Phase 4: Docs and release

  • Add a dedicated std.tempfile standard-library reference page.
  • Add task-oriented file I/O guidance for scratch directories, staging files, persistence, caller-provided parents, and cleanup behavior.
  • Cross-link std.fs and std.tempfile so lifecycle and ordinary path/file operations are clearly separated.
  • Add release notes for the active development release.

Progress Checklist

Spec / lifecycle

  • Settle initial path-addressable surface as NamedTemporaryFile and TemporaryDirectory.
  • Add SpooledTemporaryFile once RFC 055 std.fs and RFC 056 std.io are available.
  • Defer TemporaryFile.
  • Record dependency on RFC 055 std.fs.
  • Move RFC 010 to Implemented once all implementation and docs work is complete.

Stdlib / registry

  • Register std.tempfile in the standard-library namespace registry.
  • Add authored stdlib/tempfile.incn declarations.
  • Ensure imported std.tempfile types resolve through stdlib AST loading.
  • Ensure path() returns std.fs.Path.
  • Implement SpooledTemporaryFile in authored Incan using std.io.BytesIO, std.fs.File, and NamedTemporaryFile.

Runtime behavior

  • Create NamedTemporaryFile with default and configured prefix, suffix, and dir factories.
  • Create TemporaryDirectory with default and configured prefix, suffix, and dir factories.
  • Remove non-persisted named temporary files on drop.
  • Remove non-persisted temporary directories recursively on drop.
  • Persist named temporary files and temporary directories as ordinary std.fs.Path values.
  • Surface explicit creation and persistence failures as filesystem errors.
  • Start spooled streams in memory.
  • Roll spooled streams over to a named temporary file when size exceeds max_size or rollover() is called.
  • Persist rolled spooled streams as ordinary std.fs.Path values.

Tests

  • Registry/unit tests cover std.tempfile import discovery and hints.
  • Codegen snapshot verifies std.tempfile imports and std.fs.Path usage.
  • Integration test covers create, path usage, cleanup, and persistence for named temporary files.
  • Integration test covers create, path usage, cleanup, and persistence for temporary directories.
  • Codegen snapshot verifies SpooledTemporaryFile import discovery.
  • Integration test covers spooled in-memory writes, rollover, path(), and persistence.
  • TemporaryFile remains absent from the exported surface.

Docs

  • Add std.tempfile reference page.
  • Add stdlib index and MkDocs navigation entries.
  • Add task-oriented tempfile guidance to file I/O docs.
  • Cross-link std.fs and std.tempfile.
  • Add release notes entry.

Design Decisions

  1. Direct class construction and .new() remain infallible constructor conventions; temporary resource acquisition uses explicit try_new(...) factories.
  2. Python-style type names NamedTemporaryFile, TemporaryDirectory, and SpooledTemporaryFile are part of the required public surface.
  3. The implementation lives in std.tempfile; temporary-resource APIs must not be compiler builtins or hidden test-runner utilities.
  4. Temporary resources remain path-usable filesystem entries while they exist; this RFC does not invent a separate non-Path interaction model for them.
  5. The initial implementation is path-addressable only. TemporaryFile is deferred until Incan has a settled pathless open-file model.
  6. SpooledTemporaryFile belongs in std.tempfile, implemented by composing std.io.BytesIO before rollover and std.fs.File after rollover.
  7. Open-handle deletion and rename behavior is host-sensitive.
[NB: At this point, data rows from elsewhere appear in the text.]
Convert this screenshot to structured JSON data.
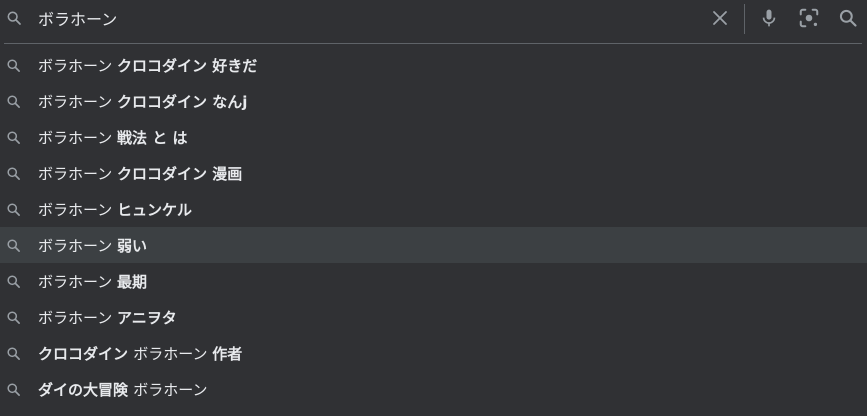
{
  "search": {
    "query": "ボラホーン"
  },
  "icons": {
    "search": "search-icon",
    "clear": "close-icon",
    "mic": "microphone-icon",
    "lens": "camera-lens-icon"
  },
  "colors": {
    "background": "#303134",
    "highlight": "#3c4043",
    "text": "#e8eaed",
    "icon": "#9aa0a6",
    "divider": "#5f6368"
  },
  "suggestions": [
    {
      "normal": "ボラホーン ",
      "bold": "クロコダイン 好きだ",
      "bold_first": false
    },
    {
      "normal": "ボラホーン ",
      "bold": "クロコダイン なんj",
      "bold_first": false
    },
    {
      "normal": "ボラホーン ",
      "bold": "戦法 と は",
      "bold_first": false
    },
    {
      "normal": "ボラホーン ",
      "bold": "クロコダイン 漫画",
      "bold_first": false
    },
    {
      "normal": "ボラホーン ",
      "bold": "ヒュンケル",
      "bold_first": false
    },
    {
      "normal": "ボラホーン ",
      "bold": "弱い",
      "bold_first": false
    },
    {
      "normal": "ボラホーン ",
      "bold": "最期",
      "bold_first": false
    },
    {
      "normal": "ボラホーン ",
      "bold": "アニヲタ",
      "bold_first": false
    },
    {
      "bold": "クロコダイン ",
      "normal": "ボラホーン ",
      "bold2": "作者",
      "bold_first": true
    },
    {
      "bold": "ダイの大冒険 ",
      "normal": "ボラホーン",
      "bold2": "",
      "bold_first": true
    }
  ],
  "highlighted_index": 5
}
Incan must surface explicit filesystem failures instead of promising impossible cross-platform cleanup guarantees.
  8. RFC 010 depends on RFC 055's filesystem path surface for its exact Path return contract. It should not be implemented by reusing the unrelated std.web.Path route extractor or by quietly substituting raw strings for filesystem paths.
  9. std.tempfile must not ship as a docs-light stdlib. The implementation is incomplete until it includes a dedicated stdlib reference page, navigation/index updates, task-oriented usage guidance, and release notes.